Lisp is a family of programming languages. Members of this family are widely different in their capabilities and implementation techniques. There are two different interpretations of this:

  • Lisp is a family of languages which share some overlapping feature set. This includes everything from the first Lisp, to Maclisp, Scheme, Logo, Common Lisp, Clojure and hundreds of different languages and their implementations.

  • Lisp also has a main branch of languages which also mostly have 'Lisp' in their name: Lisp, MacLisp, Common Lisp, Emacs Lisp, ...

Lots of research has been invested over time to improve the languages (make it more 'Functional' or make it more object-oriented, or both) and to improve implementation techniques.

Common Lisp for example supports compilation, various optimizations, and more to allow developers to use it in large projects where some balance between flexibility and features is needed. A compiled function is then machine code and no longer a data structure made of lists, symbols, strings and numbers.

Common Lisp allows implementations to create static code.

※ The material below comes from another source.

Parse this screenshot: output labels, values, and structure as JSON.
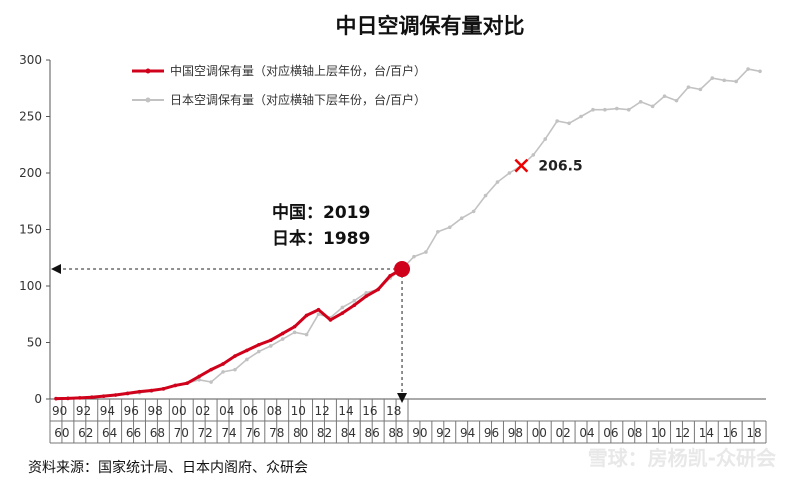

At the same time it leaves some place for controlled runtime modifications (for example by using a runtime compiler, loading code, evaluating code, replacing code, ...).

OTOH if you have a Lisp implementation with an interpreter and additionally the interpreter might use Lisp data structures to represent source, then you are able to change running programs for example by changing the list structure. There are implementations of dialects of Lisp which allow that. One typical thing is the use of macros, which can be computed at runtime by such a system. Some other Lisps have so-called Fexprs, which are a similar mechanism (but which usually can't be effectively compiled).

In a Common Lisp based application (say, a CAD system written in Lisp) where much of the source information has been removed by a delivery tool, this would not be possible. One would have a single executable of machine code, which has much of the runtime flexibility removed.

Homoiconicity is also not a very well defined concept. For Lisp I like more that we say that source code can be turned into data, because the source code uses the external representation of s-expressions, which is a data serialization format. But not every s-expression is a valid Lisp program. Also an internal representation of source code as Lisp data is not 'iconic' in any way. Lisp has source code as external s-expressions and after reading the source code, it has an internal representation as Lisp data. READ reads it, PRINT prints it and EVAL evaluates it.

There are also other approaches in Lisp to provide access to the Lisp which is running your program and to the program:

  • the meta-object protocol in CLOS (the Common Lisp Object System) is such an example

  • 3Lisp provides an infinite tower of interpreters. There is a Lisp interpreter running your program. This Lisp interpreter is ran by another Lisp interpreter, which is again running in another one, and that one too...



回答3:

Macros can avoid quoting, if that's what you're after:

> (defmacro foo (x) (cdr x))
> (foo (+ - 5 2))
3

Is (+ - 5 2) code or data? At write-time it seems like data. After macro-expansion time it seems like code. And if the definition of foo was somewhere else, it could just as easily be (incorrectly) thought of as a function, in which case (+ - 5 2) will be thought of as code that behaves like data that behaves like code.



回答4:

I come across as a fanboy here, and I've said it before, but read Paul Graham's On Lisp if you want to learn about Lisp Macros. They're a big deal in terms of enabling modifications that would be otherwise infeasible. In addition, I think it's important to distinguish here between Lisp the language family, a given Lisp, and a given Lisp implementation.

I suppose the main issue I take with your argument comes in the first paragraph after "Why Lisp is not on this list.", and has to do with the REPL in Lisp. When you enter the exp (+ 1 2 3) into the interpreter, you are in fact calling the function EVAL on the list (+ 1 2 3). The "raw code" you describe is in fact "data", being fed to other lisp code, it's just data in a specific context.